We have a following setup:
- 4 Percona cluster nodes running 5.5.31-188.8.131.528. build x64
- 1 master r/w node with others standing as backup over HAProxy
The issue happens occasionally at random (sometimes two days in a row, sometimes after a few weeks).
The active node just stops processing queries and process list grows. There’s absolutely nothing in the error log (we have warnings enabled as well). By nothing I mean
there’s no usual warnings in log in that period as well (as in usual I mean “update was ineffective” sort of thing).
After that we issue a node restart and then it starts up normally. I have zero log trace that I can analyze (at least those I know about, such as mysqld error log, syslog etc.)

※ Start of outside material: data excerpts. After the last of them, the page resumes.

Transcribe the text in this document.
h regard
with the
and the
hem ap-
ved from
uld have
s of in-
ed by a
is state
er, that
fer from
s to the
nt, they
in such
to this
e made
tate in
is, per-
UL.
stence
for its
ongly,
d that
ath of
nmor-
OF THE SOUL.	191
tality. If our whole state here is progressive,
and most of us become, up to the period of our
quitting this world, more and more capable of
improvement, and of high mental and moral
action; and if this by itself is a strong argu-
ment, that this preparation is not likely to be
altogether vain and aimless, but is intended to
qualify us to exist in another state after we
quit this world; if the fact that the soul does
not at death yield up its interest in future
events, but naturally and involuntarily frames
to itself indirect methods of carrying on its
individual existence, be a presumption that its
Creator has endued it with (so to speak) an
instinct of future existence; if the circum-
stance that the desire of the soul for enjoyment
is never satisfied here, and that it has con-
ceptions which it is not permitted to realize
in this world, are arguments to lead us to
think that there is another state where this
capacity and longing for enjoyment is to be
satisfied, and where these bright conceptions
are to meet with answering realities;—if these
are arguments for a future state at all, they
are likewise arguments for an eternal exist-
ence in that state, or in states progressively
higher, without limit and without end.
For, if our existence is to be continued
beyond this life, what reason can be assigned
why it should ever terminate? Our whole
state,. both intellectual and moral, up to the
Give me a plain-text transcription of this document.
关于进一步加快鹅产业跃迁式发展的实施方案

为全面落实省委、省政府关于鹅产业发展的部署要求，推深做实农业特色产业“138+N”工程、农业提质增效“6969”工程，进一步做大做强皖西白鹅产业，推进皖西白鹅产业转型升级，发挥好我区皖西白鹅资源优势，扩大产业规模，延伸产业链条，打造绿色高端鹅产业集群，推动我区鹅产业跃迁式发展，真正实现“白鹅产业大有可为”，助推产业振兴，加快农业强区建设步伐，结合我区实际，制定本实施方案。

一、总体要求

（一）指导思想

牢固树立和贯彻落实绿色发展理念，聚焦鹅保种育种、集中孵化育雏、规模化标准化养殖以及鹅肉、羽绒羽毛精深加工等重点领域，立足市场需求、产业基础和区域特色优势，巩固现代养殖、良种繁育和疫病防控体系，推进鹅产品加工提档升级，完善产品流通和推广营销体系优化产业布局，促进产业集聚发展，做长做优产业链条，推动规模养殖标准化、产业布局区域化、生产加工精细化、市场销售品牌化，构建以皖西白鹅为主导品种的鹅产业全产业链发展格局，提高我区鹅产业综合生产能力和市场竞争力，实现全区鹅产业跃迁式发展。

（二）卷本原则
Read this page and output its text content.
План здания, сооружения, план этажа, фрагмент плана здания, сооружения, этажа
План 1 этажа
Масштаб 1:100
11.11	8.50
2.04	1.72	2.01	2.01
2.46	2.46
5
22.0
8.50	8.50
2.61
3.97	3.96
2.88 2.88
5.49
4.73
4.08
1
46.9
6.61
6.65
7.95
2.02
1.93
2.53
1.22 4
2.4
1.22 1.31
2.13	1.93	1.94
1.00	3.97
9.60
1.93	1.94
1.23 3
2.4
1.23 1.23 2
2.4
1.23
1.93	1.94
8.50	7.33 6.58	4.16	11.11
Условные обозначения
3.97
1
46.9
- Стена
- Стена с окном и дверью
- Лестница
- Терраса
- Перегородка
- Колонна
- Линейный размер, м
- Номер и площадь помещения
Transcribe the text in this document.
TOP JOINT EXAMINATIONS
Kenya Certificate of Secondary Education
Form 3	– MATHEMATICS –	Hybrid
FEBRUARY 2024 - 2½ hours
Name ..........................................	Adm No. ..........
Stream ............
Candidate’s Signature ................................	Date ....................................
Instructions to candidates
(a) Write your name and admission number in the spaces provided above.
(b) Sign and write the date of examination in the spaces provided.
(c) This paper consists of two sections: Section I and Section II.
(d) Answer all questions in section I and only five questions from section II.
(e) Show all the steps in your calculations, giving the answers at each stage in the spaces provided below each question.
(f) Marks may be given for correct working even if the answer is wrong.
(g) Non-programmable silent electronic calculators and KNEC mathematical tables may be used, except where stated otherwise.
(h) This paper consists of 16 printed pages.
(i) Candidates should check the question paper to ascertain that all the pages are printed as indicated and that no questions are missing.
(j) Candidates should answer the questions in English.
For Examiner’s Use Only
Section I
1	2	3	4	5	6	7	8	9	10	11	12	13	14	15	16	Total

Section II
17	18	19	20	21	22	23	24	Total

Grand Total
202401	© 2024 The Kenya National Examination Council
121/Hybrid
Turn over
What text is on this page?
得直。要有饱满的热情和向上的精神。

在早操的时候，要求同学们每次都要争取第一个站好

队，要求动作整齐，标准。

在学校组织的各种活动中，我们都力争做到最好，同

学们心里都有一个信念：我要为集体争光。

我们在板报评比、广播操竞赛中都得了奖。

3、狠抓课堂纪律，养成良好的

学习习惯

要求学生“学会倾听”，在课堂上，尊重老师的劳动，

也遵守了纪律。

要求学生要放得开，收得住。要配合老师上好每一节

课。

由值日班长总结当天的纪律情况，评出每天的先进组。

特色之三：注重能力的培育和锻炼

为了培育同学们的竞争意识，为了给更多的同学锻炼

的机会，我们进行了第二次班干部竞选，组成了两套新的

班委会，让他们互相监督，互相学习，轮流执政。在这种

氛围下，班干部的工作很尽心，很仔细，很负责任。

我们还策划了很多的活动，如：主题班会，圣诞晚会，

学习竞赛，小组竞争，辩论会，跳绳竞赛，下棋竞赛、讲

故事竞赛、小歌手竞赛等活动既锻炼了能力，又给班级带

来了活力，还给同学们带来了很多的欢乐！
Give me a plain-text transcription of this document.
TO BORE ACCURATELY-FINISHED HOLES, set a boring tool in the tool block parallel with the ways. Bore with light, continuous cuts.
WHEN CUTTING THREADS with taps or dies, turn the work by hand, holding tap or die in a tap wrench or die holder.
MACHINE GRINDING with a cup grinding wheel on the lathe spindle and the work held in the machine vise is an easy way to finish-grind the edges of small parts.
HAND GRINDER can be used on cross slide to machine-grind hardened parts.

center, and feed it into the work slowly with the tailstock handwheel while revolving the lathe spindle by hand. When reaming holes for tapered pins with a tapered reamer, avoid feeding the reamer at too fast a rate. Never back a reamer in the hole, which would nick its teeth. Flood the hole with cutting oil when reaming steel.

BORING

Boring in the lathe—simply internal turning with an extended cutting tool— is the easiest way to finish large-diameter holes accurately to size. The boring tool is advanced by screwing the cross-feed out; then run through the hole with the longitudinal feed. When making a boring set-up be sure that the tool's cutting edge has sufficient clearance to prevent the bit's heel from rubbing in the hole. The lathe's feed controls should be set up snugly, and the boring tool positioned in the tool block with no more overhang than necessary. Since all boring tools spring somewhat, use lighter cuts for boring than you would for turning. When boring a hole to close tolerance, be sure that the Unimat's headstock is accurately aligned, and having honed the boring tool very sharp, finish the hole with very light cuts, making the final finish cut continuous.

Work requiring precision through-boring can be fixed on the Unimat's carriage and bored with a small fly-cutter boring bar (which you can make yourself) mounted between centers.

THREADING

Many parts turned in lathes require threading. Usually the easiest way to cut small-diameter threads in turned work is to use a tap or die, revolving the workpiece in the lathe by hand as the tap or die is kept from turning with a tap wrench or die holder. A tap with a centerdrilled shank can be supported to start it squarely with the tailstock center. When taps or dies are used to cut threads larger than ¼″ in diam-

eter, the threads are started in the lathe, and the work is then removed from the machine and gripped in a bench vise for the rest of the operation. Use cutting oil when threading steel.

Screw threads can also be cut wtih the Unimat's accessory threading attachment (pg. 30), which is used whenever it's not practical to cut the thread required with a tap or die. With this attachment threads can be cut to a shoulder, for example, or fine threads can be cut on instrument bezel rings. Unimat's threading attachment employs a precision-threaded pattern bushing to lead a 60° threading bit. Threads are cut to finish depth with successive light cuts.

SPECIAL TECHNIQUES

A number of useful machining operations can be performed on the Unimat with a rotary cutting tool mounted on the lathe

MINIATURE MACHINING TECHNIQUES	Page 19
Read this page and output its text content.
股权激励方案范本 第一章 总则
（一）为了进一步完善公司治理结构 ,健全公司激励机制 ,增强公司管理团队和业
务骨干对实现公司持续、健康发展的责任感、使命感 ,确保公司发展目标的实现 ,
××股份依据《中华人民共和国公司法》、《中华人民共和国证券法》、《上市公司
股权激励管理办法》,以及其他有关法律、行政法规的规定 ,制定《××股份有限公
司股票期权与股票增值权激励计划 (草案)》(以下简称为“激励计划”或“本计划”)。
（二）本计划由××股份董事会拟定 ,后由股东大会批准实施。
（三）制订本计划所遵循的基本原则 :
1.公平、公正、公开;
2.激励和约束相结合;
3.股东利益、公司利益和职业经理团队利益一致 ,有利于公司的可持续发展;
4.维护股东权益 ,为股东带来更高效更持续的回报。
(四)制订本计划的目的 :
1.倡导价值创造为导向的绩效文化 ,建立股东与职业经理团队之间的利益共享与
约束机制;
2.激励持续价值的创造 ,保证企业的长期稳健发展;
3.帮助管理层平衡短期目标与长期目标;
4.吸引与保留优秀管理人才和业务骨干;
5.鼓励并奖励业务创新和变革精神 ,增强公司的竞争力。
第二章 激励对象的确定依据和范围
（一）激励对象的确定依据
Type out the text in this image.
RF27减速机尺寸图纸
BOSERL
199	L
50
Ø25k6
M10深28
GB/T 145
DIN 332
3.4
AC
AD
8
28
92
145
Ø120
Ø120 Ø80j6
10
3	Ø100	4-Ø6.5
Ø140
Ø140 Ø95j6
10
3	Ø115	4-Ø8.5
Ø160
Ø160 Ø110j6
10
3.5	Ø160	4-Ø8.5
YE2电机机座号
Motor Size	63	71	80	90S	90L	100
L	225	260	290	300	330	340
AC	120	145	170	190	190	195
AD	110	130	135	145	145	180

It’s not an memory/CPU issue, I’m monitoring server 0/24 for performance and there’s no anomaly in graphs.
What’s even worse, clustercheck script sees the node as fully synced and operational. I can connect to the instance, issue a query and it gets added to process list, but waits indefinitely as do other queries issued. So we have backup nodes ready to kick in but HAProxy never detects the outage.
The my.cnf buffer and memory parameters are the same as we had with standalone Percona Server that never hung and this server has even extra 8G of RAM over the standalone instance (40GB total).
Any ideas where to start the troubleshooting?